Thanks for the plug, folks. It's gratifying to find that what just seemed common sense when I first wrote about safety-netting in 1987 has survived the scrutiny of proper researchers and is now thought ‘arguably the most important part of the diagnostic process.’
So why was I left feeling a tiny bit flat? It's certainly not for any lack of facts, logic, or passion in this cogently-argued piece.1 I suspect it's more to do with how general practice itself has changed in the interim. Twenty years ago, safety-netting seemed a necessary safeguard against a sloppy over-confidence that made some of us think that, in general practice, near enough was good enough, and only other people made mistakes that mattered. But now, it seems, we need safety-netting as a remedy for under-confidence; under-confidence that flows from reduced clinical exposure in the training years and the ‘fear of God’ effect of an inundation of guidelines and protocols disobeyed at one's peril.

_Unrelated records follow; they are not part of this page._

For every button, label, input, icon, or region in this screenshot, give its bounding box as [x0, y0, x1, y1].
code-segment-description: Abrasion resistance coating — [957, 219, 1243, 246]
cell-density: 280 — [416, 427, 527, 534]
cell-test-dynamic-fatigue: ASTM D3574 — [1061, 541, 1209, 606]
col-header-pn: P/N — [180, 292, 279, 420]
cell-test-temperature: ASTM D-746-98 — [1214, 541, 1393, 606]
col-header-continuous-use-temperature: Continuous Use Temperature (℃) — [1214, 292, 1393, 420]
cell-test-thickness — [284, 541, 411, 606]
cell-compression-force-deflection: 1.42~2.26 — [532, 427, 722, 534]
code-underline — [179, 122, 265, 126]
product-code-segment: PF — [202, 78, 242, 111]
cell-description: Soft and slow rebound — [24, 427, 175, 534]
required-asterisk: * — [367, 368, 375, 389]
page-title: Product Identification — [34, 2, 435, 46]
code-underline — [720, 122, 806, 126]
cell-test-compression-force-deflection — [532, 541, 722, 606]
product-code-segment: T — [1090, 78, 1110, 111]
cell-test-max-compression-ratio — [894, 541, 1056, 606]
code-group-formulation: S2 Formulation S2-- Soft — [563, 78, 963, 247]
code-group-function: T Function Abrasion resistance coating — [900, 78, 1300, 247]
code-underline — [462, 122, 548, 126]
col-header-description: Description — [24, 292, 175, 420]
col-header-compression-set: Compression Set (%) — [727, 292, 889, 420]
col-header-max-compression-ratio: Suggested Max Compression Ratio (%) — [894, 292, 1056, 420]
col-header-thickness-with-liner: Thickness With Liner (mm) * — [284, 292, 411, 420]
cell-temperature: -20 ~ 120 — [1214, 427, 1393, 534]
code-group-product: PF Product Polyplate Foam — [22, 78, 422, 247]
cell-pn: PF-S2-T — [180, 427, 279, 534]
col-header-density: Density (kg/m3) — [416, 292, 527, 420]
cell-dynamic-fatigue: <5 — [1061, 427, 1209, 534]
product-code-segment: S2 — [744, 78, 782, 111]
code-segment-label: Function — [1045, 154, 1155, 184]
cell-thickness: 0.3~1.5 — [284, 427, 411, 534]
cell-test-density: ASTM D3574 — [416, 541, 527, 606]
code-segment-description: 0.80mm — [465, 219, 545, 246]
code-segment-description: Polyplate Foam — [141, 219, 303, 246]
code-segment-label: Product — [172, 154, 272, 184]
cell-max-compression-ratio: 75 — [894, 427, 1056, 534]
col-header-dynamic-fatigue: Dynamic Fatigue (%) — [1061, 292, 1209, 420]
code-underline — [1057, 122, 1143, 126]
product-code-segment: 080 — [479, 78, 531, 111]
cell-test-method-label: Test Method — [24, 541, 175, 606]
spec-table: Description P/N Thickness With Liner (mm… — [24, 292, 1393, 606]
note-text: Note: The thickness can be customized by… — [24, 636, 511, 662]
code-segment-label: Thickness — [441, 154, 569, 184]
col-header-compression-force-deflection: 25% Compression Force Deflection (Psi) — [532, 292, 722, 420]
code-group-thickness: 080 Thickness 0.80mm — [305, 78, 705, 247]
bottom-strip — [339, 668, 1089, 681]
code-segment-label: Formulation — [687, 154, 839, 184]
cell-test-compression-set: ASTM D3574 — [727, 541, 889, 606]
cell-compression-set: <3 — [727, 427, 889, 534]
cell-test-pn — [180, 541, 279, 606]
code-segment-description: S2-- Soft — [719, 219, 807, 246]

We have become so used to GPs ‘managing uncertainty’ that you'd think uncertainty was all there is.
To me, safety-netting was primarily a mind-set thing, a little voice whispering, ‘Remember you're fallible, and don't let this patient come to harm as a result.’ I hope the little voice isn't now saying, ‘Write it all down, spell it all out, and you're covered.’ No, of course it isn't; it's saying both. Isn't it?
- © British Journal of General Practice, 2009.